Your maximum heart range can be calculated by subtracting your age from 220. For me, it’s 182 (220 BPM – 38 years).

This means that to get the most benefit 
from exercise, I should aim for 91 to 127 beats per minute for moderate exercise and 127 to 146 beats per minute for vigorous exercise. Am I achieving that on a stroll to the train station? Probably not.

ACTIVE LIFESTYLE

Incidental exercise shouldn’t be discounted, though. Hall says that rather than being a regime in itself, incidental exercise should be part of an active lifestyle.

“You do need to balance incidental movement with exercise that pushes your muscles to work in some way, be it through resistance training or some sort of cardio. After all, your muscles are the fat factories: they need to work to burn fat,” she says.

So when it is part of an active lifestyle, incidental exercise can boost your fitness.

According to Australia’s Heart Foundation, we should all aim to be more active in our day-to-day lives as well as taking exercise. Doing just 30 minutes of moderate exercise a day can help. It suggests standing where possible (during meetings or while on the telephone), using the stairs instead of the lift and getting of the couch to change the TV channel rather than using the remote.

Hall notes that taking the active option whenever possible will create a “cumulative effect”. “You will burn energy and you will see improvements in weightloss and fitness,” she says.

Sydney GP Dr Dasha Fielder agrees we shouldn’t rely on incidental exercise 
to stay fit. “In general, I recommend moderate to high-intensity exercise focusing on 30 minutes of cardiovascular training such as walking, running, jogging or dancing a day,” she says.

But while fitness trackers might overplay the benefits of incidental exercise, Dr Fielder thinks that they are a great way to measure activity and stay motivated.

“Regardless of your fitness levels, weight, age, likes and dislikes, fitness trackers are a very useful way to measure how active you are. You can then try to increase your level of activity every day or at least maintain it,” she explains. “I recommend them to all of my patients.”

KILOJOULE MEASUREMENT

Fitness trackers use our daily steps – 
whether they are taken on a brisk power walk or on your daily commute – to calculate how many kilojoules have been burned. But is it really an accurate measure?
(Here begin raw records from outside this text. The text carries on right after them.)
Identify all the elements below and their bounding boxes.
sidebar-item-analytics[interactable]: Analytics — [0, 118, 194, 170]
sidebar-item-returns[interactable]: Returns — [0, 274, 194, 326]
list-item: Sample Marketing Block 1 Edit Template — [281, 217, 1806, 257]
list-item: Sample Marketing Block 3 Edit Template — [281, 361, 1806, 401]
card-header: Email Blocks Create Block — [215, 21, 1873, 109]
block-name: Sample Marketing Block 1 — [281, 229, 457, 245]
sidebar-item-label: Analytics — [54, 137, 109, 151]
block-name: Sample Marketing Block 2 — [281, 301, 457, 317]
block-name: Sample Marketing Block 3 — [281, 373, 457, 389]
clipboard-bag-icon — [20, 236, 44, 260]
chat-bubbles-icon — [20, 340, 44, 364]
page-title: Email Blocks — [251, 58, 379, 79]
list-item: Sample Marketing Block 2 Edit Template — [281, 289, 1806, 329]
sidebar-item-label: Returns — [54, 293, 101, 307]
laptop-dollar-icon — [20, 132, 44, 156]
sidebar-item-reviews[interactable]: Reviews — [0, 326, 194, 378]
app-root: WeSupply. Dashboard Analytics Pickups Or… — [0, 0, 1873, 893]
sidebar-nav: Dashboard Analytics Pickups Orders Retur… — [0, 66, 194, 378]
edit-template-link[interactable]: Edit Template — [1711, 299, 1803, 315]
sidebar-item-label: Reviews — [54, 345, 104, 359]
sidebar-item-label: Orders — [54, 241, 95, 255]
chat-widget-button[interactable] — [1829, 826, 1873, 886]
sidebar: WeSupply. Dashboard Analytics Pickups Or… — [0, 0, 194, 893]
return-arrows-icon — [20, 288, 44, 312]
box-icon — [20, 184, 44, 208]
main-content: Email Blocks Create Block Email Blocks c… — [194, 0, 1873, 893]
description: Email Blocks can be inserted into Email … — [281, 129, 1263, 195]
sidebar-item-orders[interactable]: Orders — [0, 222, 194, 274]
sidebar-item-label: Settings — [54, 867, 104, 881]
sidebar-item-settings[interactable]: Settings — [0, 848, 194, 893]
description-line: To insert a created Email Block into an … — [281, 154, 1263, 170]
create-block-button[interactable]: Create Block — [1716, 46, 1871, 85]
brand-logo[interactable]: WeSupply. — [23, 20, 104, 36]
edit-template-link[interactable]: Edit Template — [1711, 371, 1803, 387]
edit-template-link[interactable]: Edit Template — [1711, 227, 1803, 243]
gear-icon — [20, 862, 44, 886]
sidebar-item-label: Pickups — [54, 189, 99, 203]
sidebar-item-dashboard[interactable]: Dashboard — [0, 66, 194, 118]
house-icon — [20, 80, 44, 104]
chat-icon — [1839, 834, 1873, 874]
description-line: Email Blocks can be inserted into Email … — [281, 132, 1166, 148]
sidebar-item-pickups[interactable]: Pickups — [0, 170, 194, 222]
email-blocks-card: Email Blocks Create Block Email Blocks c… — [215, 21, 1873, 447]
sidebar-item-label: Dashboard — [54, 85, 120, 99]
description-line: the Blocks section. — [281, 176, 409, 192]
Dr Fielder doesn’t think so.

“The only way a person can gain an accurate measurement of the kilojoules they have burned is through an indirect calorimetry, which analyses your oxygen consumption using a face mask,” she says.

However, while Dr Fielder notes that fitness trackers don’t accurately track how many kilojoules you have burned, she also says it isn’t useful to fixate on such things. “People shouldn’t focus on their kilojoule reading,” she says, explaining that this could lead to over eating.
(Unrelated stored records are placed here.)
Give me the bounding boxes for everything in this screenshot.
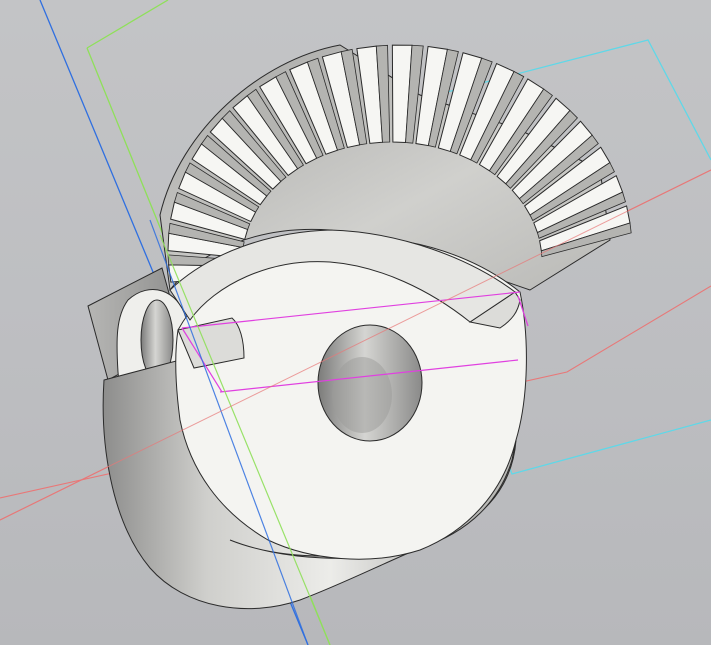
center-bore[interactable] — [317, 324, 423, 442]
gear-model-scene[interactable] — [0, 0, 711, 645]
plane-green-outline[interactable] — [86, 0, 169, 49]
cad-3d-viewport[interactable] — [0, 0, 711, 645]
center-bore-shadow — [332, 357, 392, 433]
“Fitness trackers can encourage people to tell themselves that they can eat more if they have burnt a lot of kilojoules, which isn’t the case.

“A fitness tracker won’t provide you with a full picture of your lifestyle including the type of food you’re eating, smoking or alcohol consumption.”

Dr Fielder also notes that each type of food is metabolised differently. “What is important is the source of the kilojoules – 
not counting them,” she explains.

On the whole, though, Dr Fielder concedes that incidental exercise is better than no exercise at all.

“For many people with busy lifestyles, life has become a race; exercise is seen as an added chore that for many simply takes the last priority,” she says. “I think the key message is that we need to move more.”

Lindsey Black has worked as a personal trainer for 23 years. She thinks fitness trackers can be a huge benefit to already active people who are looking to improve their fitness level.

“Being able to see all the data from workouts – duration, pace distance and intensity – can motivate some people to keep building on what they have already achieved,” she explains.
When it comes to intensity, Black says that an hour or so of “hard core” exercise will always trump incidental exercise. However, in an age where obesity rates climbing, Black notes that being active – 
whatever the level – trumps being sedentary. “Any exercise is better than no exercise,” she says.